VERTU has announced its group trading profitability was ahead of their budget but remains below prior year levels.
For its results for the four month period to June 30, 2011, the dealer group cites ‘the fragility of UK consumer demand in the retail sector’ and the ‘devaluation of the Sterling’ has causes of pressure on new and used car markets.
Vertu also says that the four month period also highlighted the ‘increasing importance of aftersales’ to its business. Its like-for-like profitability in aftersales increased and like-for-like gross margins improved from 40.1 per cent to 43.1 per cent.
However, volumes of new car sales to private customers for the group declined by 6.6 per cent on a like-for-like basis – but the group says that sales decline was higher in those franchises directly impacted by the Japanese earthquake, adding it will take several months for normalisation.
New acquisitions helped Vertu’s new retail sales volumes increase by 14.7 per cent, but new car like-for-like margins fell from 7.9 per cent to 7.4 per cent in the four month period.

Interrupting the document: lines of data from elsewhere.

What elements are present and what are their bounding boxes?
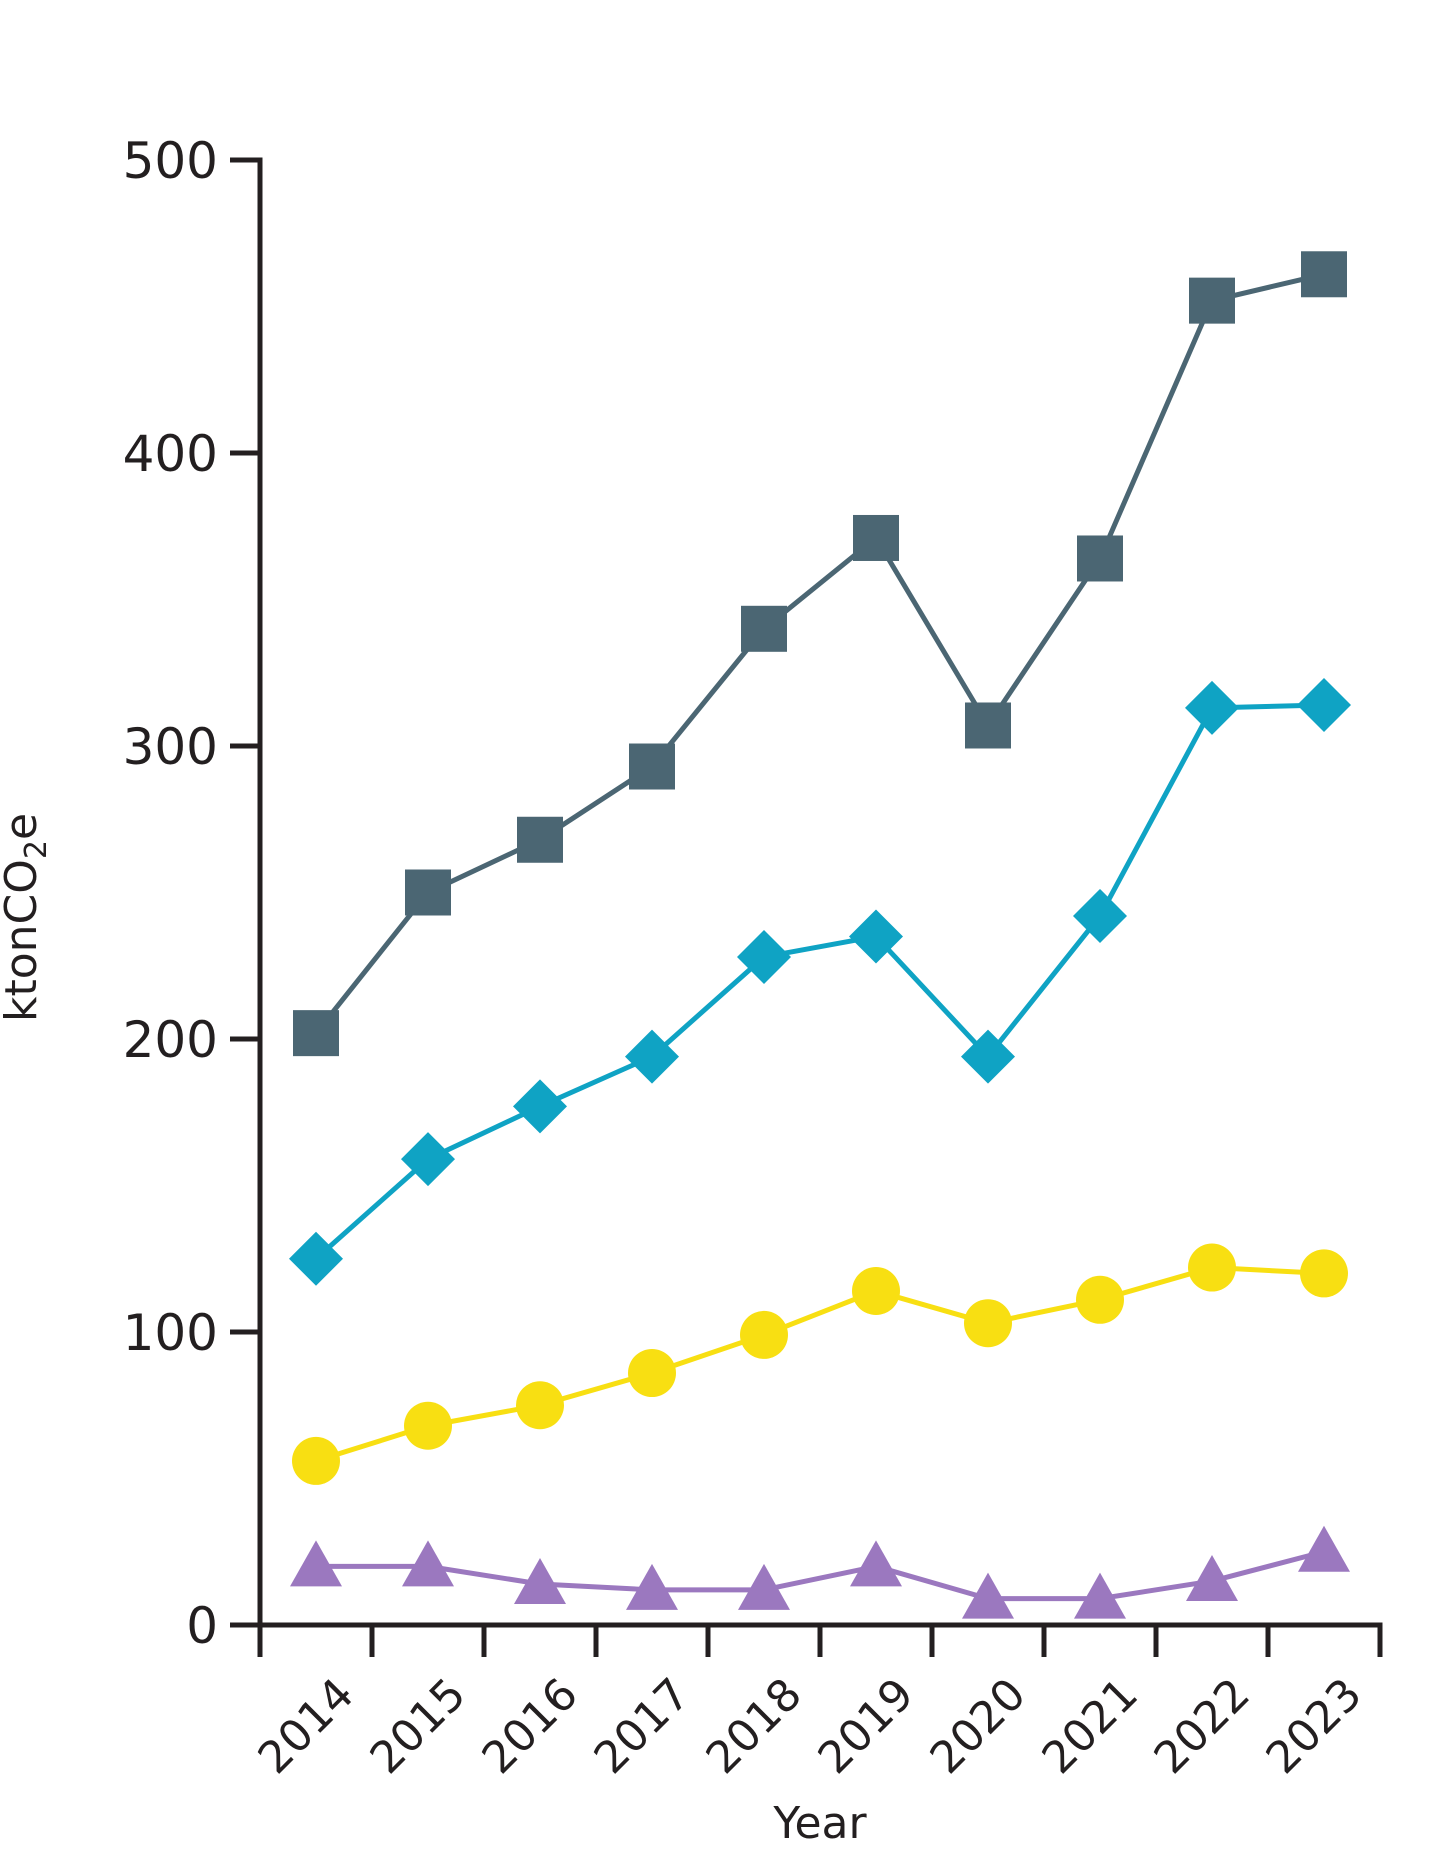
data-point-triangle — [738, 1563, 790, 1610]
data-point-triangle — [514, 1557, 566, 1604]
y-tick-label: 200 — [123, 1011, 218, 1069]
data-point-circle — [628, 1349, 676, 1398]
data-point-diamond — [737, 929, 791, 984]
data-point-circle — [404, 1401, 452, 1450]
data-point-diamond — [1073, 888, 1127, 943]
data-point-triangle — [1298, 1525, 1350, 1572]
y-tick-label: 300 — [123, 718, 218, 776]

The decline in used car like-for-like retail volumes also continued, falling 5.8 per cent.
Paul Williams, Vertu chairman, said: ‘The board remains confident that acquisitions undertaken in recent periods will continue to show an improving profitability trend. Whilst UK consumer demand remains fragile and vehicle sales remain under pressure in the short term, further acquisition opportunities are likely to arise as a result of these market conditions. The board intends to take advantage of these opportunities in order to deliver future shareholder value.’